By Stefan Abram
Perhaps a leak – or maybe a deliberate tease – but three-time Olympic mountain biker, Geoff Kabush, has posted to his Instagram what looks to be an as-yet-unreleased gravel fork from Fox.
Although some gravel bikes are currently available with front suspension, compatibility issues are preventing the wider adoption throughout the gravel genre.
The recently released Canyon Grizl gravel bike, for instance, is rated for use with a suspension fork – but aren’t many currently out there that will fit the head tube. Hopefully, this new Fox fork will address those issues by coming in the requisite range of steerer tube diameters.
In terms of travel, we’re definitely not bordering on cross country mountain bike levels here. Fox’s current gravel fork comes with 40mm, and the amount of stanchion on show here looks to be broadly similar.
A photo posted by on
It’s great that the fork looks to be designed for flat mount brake calipers. Most suspension forks use the post mount system, which means if you’re currently running Shimano’s GRX groupset you’d to swap out the front caliper for a mountain bike one in order to get it to fit. Moving to flatmount here stands to save a lot of headaches.
It’s difficult to tell what thru axle diameter the fork is designed for just from the photos. Hopefully, it will be 12x100mm to match the dimensions most commonly used on gravel bikes. But that’s by no means a foregone conclusion, we’re starting to see some of the beefier gravel bikes already switching to 15x100mm thru axles, even with rigid forks.
The question of what tyre widths will be compatible looms large. The pictures show a 700x40c in there at the moment, and while it doesn’t look a squeeze, we wouldn’t say it’s capacious in terms of space. Fox’s current gravel fork is only rated for up to 40mm, so hopefully it’ll be a little more than that.
Somewhat surprisingly, the fork has a reverse crown – which has historically been the preserve of Manitou, as the brand with the patent. However, this will be expiring in the coming months, opening the door to other brands to make the most of the weight saving design.
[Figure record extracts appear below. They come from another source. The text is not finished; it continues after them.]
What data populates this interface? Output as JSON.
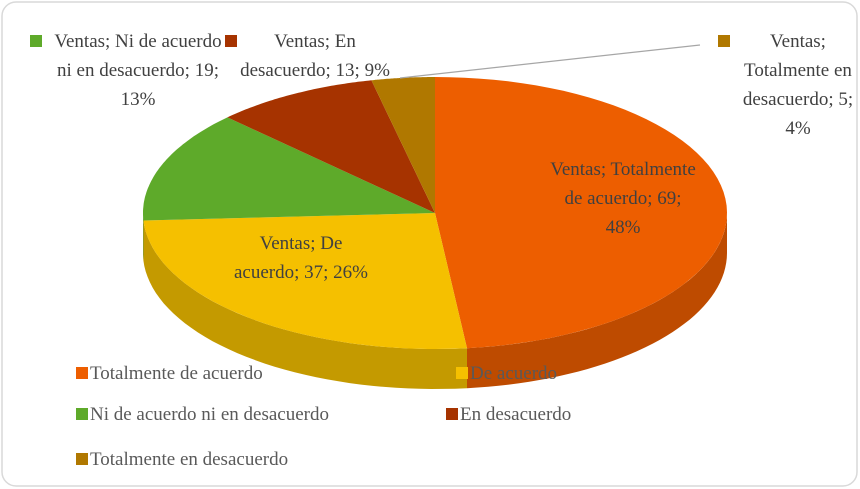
{
  "chart_data": {
    "type": "pie3d",
    "series_name": "Ventas",
    "categories": [
      "Totalmente de acuerdo",
      "De acuerdo",
      "Ni de acuerdo ni en desacuerdo",
      "En desacuerdo",
      "Totalmente en desacuerdo"
    ],
    "values": [
      69,
      37,
      19,
      13,
      5
    ],
    "value_labels": [
      "Ventas; Totalmente de acuerdo; 69; 48%",
      "Ventas; De acuerdo; 37; 26%",
      "Ventas; Ni de acuerdo ni en desacuerdo; 19; 13%",
      "Ventas; En desacuerdo; 13; 9%",
      "Ventas; Totalmente en desacuerdo; 5; 4%"
    ],
    "colors": [
      "#ED5E00",
      "#F5C000",
      "#5EAA2A",
      "#A63300",
      "#B07800"
    ],
    "legend": "bottom-left"
  }
}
The question of: ‘Are suspension forks even necessary on gravel bikes?’ still has yet to be given a definitive answer. The technology certainly does have its drawbacks, there is the extra weight to consider and the additional maintenance, along with the simple fact it’s just another thing which could potentially go wrong on a ride.
Suspension bob is another drawback – although this can be largely solved with a remote lockout – but the perennial issue with telescopic suspension is ‘stiction’, which describes the breakaway force required to actually get the suspension to begin to move through its travel. Small bump sensitivity is difficult to engineer into this style of suspension fork – but that’s one of the biggest reasons for people to reach for suspension.
But the addition of front suspension to gravel bikes does stand to open up the type of trails that can comfortably be traversed on a gravel bike even further – and a greater range of riding is rarely a bad thing.